Con el pañuelo en la mano, Michael dijo:

– Muy bien. Ahí va mi respuesta. Eres la única persona por la que siento afecto, la única persona que me importa de veras. Si no te llamé, fue porque estaba convencido de que ya no sentías interés por mí, después de lo que ocurrió. Y ahora voy a decirte algo que no quiero que repitas, ni siquiera a tu propio padre. Si todo marcha bien, dentro de cinco años la familia Corleone será completamente respetable. La cosa no va a ser fácil, desde luego, pero se conseguirá. Y es en el curso de esos cinco años que existe la posibilidad de que te conviertas en una viuda rica. Me preguntas por qué deseo casarme contigo. Voy a decírtelo: porque te amo y porque me gustaría formar una familia. Quiero tener hijos. Y no quiero que mis hijos reciban de mí la influencia que yo recibí de mi padre. No estoy diciendo que mi padre influyera deliberadamente en mí. Mentiría, si afirmara tal cosa; ni siquiera quiso que me mezclara en los negocios de la Familia. Quería que su hijo menor fuera médico, profesor o algo por el estilo. Pero las cosas vinieron muy mal dadas, y me vi amoralmente obligado a luchar por mi familia. Tuve que luchar porque quiero y admiro a mi padre. Nunca he conocido a ningún hombre más digno de respeto que él. Siempre ha sido un buen marido y un buen padre, y también un buen amigo para aquellos a quienes la vida no ha tratado demasiado bien. Hay otras cosas en su personalidad, ya lo sé, pero como hijo no me interesan. De todos modos, no quiero ser para mis hijos lo que mi padre ha sido para mí. Deseo que seas tú quien ejerza influencia sobre ellos, no yo. Deseo que sean totalmente americanos. Tal vez ellos, o sus nietos, puedan llegar a ser políticos destacados. Incluso es posible que uno de ellos llegue a ser presidente de Estados Unidos.

Michael sonrió.

– ¿Por qué no? En Dartmouth, en el curso de Historia, al estudiar los antecedentes familiares de los presidentes de Estados Unidos vimos que los padres o los abuelos de algunos de ellos no terminaron en la horca por pura suerte. Me gustaría que mis hijos fueran médicos, músicos o profesores. Nunca los querré en los negocios de la Familia. Antes de que terminen los estudios, yo me habré retirado. Y tú y yo nos haremos socios de algún club de campo. Llevaremos la vida típica de la familia media americana. ¿Qué opinas de mi proposición?
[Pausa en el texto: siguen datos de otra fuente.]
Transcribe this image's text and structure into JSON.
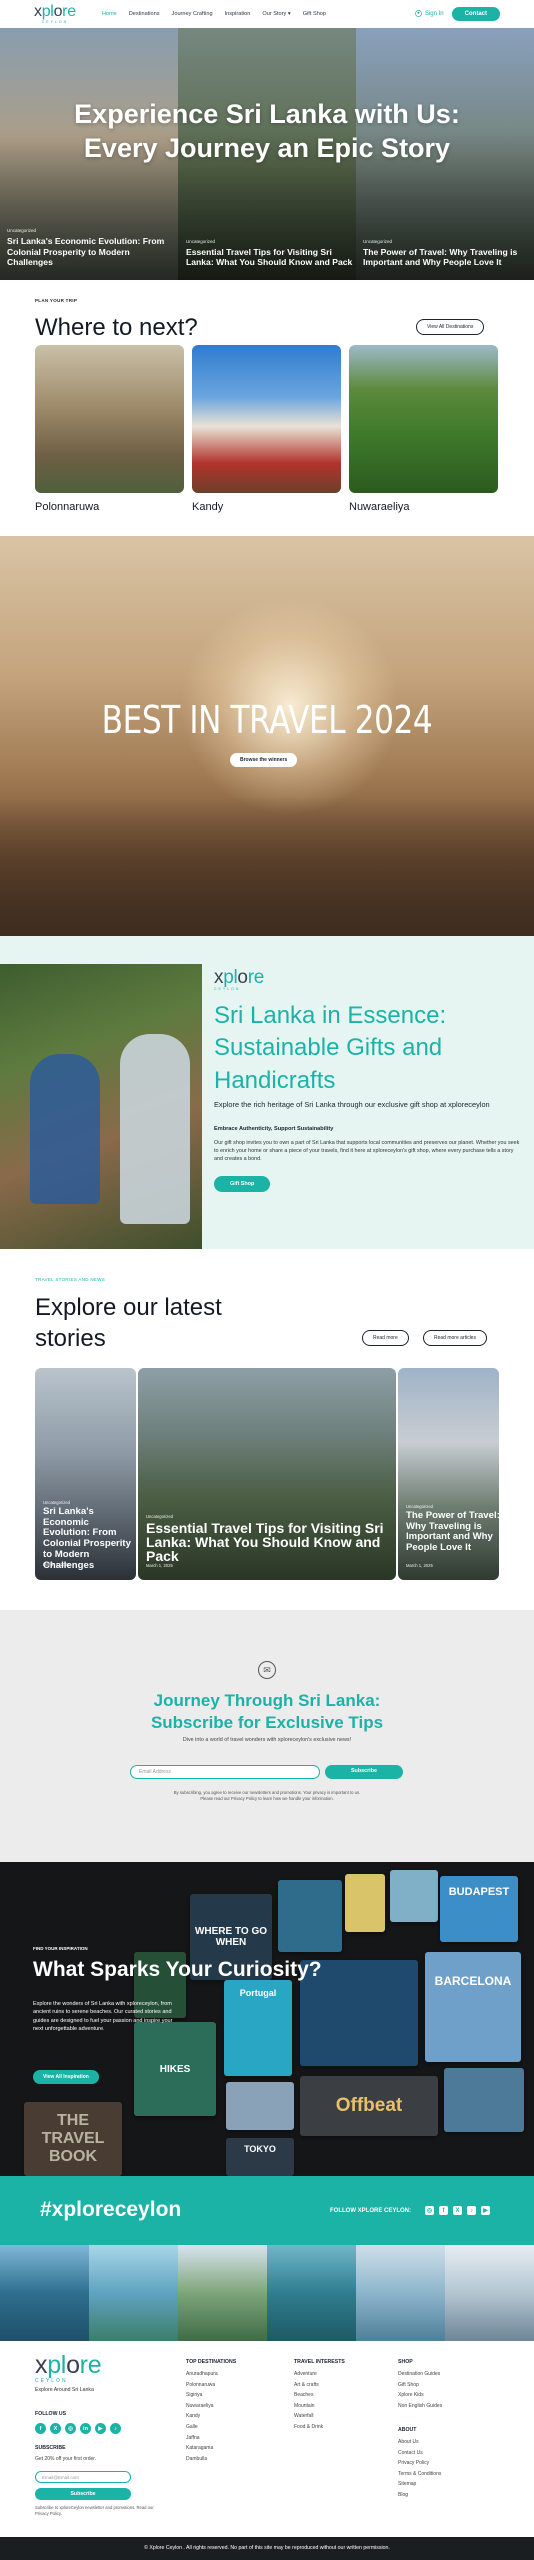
{
  "nav": {
    "logo_word_a": "x",
    "logo_word_b": "pl",
    "logo_word_c": "o",
    "logo_word_d": "re",
    "logo_sub": "CEYLON",
    "links": [
      "Home",
      "Destinations",
      "Journey Crafting",
      "Inspiration",
      "Our Story",
      "Gift Shop"
    ],
    "signin": "Sign In",
    "contact": "Contact"
  },
  "hero": {
    "title": "Experience Sri Lanka with Us: Every Journey an Epic Story",
    "cards": [
      {
        "category": "Uncategorized",
        "title": "Sri Lanka's Economic Evolution: From Colonial Prosperity to Modern Challenges"
      },
      {
        "category": "Uncategorized",
        "title": "Essential Travel Tips for Visiting Sri Lanka: What You Should Know and Pack"
      },
      {
        "category": "Uncategorized",
        "title": "The Power of Travel: Why Traveling is Important and Why People Love It"
      }
    ]
  },
  "destinations": {
    "kicker": "PLAN YOUR TRIP",
    "title": "Where to next?",
    "view_all": "View All Destinations",
    "items": [
      "Polonnaruwa",
      "Kandy",
      "Nuwaraeliya"
    ]
  },
  "best": {
    "title": "BEST IN TRAVEL 2024",
    "button": "Browse the winners"
  },
  "essence": {
    "title": "Sri Lanka in Essence: Sustainable Gifts and Handicrafts",
    "lead": "Explore the rich heritage of Sri Lanka through our exclusive gift shop at xploreceylon",
    "bold": "Embrace Authenticity, Support Sustainability",
    "body": "Our gift shop invites you to own a part of Sri Lanka that supports local communities and preserves our planet. Whether you seek to enrich your home or share a piece of your travels, find it here at xploreceylon's gift shop, where every purchase tells a story and creates a bond.",
    "button": "Gift Shop"
  },
  "stories": {
    "kicker": "TRAVEL STORIES AND NEWS",
    "title_line1": "Explore our latest",
    "title_line2": "stories",
    "read_more": "Read more",
    "read_more_articles": "Read more articles",
    "items": [
      {
        "category": "Uncategorized",
        "title": "Sri Lanka's Economic Evolution: From Colonial Prosperity to Modern Challenges",
        "date": "March 1, 2025"
      },
      {
        "category": "Uncategorized",
        "title": "Essential Travel Tips for Visiting Sri Lanka: What You Should Know and Pack",
        "date": "March 1, 2025"
      },
      {
        "category": "Uncategorized",
        "title": "The Power of Travel: Why Traveling is Important and Why People Love It",
        "date": "March 1, 2025"
      }
    ]
  },
  "subscribe": {
    "title_line1": "Journey Through Sri Lanka:",
    "title_line2": "Subscribe for Exclusive Tips",
    "sub": "Dive into a world of travel wonders with xploreceylon's exclusive news!",
    "placeholder": "Email Address",
    "button": "Subscribe",
    "legal_1": "By subscribing, you agree to receive our newsletters and promotions. Your privacy is important to us.",
    "legal_2": "Please read our Privacy Policy to learn how we handle your information."
  },
  "curiosity": {
    "kicker": "FIND YOUR INSPIRATION",
    "title": "What Sparks Your Curiosity?",
    "desc": "Explore the wonders of Sri Lanka with xploreceylon, from ancient ruins to serene beaches. Our curated stories and guides are designed to fuel your passion and inspire your next unforgettable adventure.",
    "button": "View All Inspiration",
    "books": [
      "WHERE TO GO WHEN",
      "Portugal",
      "BUDAPEST",
      "BARCELONA",
      "Offbeat",
      "HIKES",
      "TOKYO",
      "THE TRAVEL BOOK"
    ]
  },
  "hashtag": {
    "tag": "#xploreceylon",
    "follow": "FOLLOW XPLORE CEYLON:",
    "icons": [
      "instagram-icon",
      "facebook-icon",
      "x-icon",
      "tiktok-icon",
      "youtube-icon"
    ]
  },
  "footer": {
    "tagline": "Explore Around Sri Lanka",
    "follow_label": "FOLLOW US",
    "subscribe_label": "SUBSCRIBE",
    "subscribe_text": "Get 20% off your first order.",
    "email_placeholder": "Email@Email.com",
    "subscribe_button": "Subscribe",
    "legal": "Subscribe to xploreCeylon newsletter and promotions. Read our Privacy Policy.",
    "columns": [
      {
        "heading": "TOP DESTINATIONS",
        "items": [
          "Anuradhapura",
          "Polonnaruwa",
          "Sigiriya",
          "Nuwaraeliya",
          "Kandy",
          "Galle",
          "Jaffna",
          "Kataragama",
          "Dambulla"
        ]
      },
      {
        "heading": "TRAVEL INTERESTS",
        "items": [
          "Adventure",
          "Art & crafts",
          "Beaches",
          "Mountain",
          "Waterfall",
          "Food & Drink"
        ]
      },
      {
        "heading": "SHOP",
        "items": [
          "Destination Guides",
          "Gift Shop",
          "Xplore Kids",
          "Non English Guides"
        ]
      },
      {
        "heading": "ABOUT",
        "items": [
          "About Us",
          "Contact Us",
          "Privacy Policy",
          "Terms & Conditions",
          "Sitemap",
          "Blog"
        ]
      }
    ]
  },
  "bottombar": {
    "text": "© Xplore Ceylon . All rights reserved. No part of this site may be reproduced without our written permission."
  },
  "colors": {
    "accent": "#1bb3a6",
    "dark": "#1b2230",
    "essence_bg": "#e6f5f2",
    "subscribe_bg": "#ececed"
  }
}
– Maravillosa. Pero me escama lo de mi posible viudez.

– De veras, no es probable que ello ocurra. Sólo lo dije para ver cómo reaccionabas.

Michael volvió a sonarse la nariz.

– No puedo creerlo -dijo Kay-. No puedo creer que seas un hombre así. No comprendo nada, nada en absoluto. ¿Cómo pudiste llegar al asesinato?

– No voy a darte más explicaciones, no puedo hacerlo. Pero recuerda que no tienes que mezclarte en mis negocios. Tú estarás completamente al margen, y nuestra vida en común no será diferente de la de otras muchas familias americanas.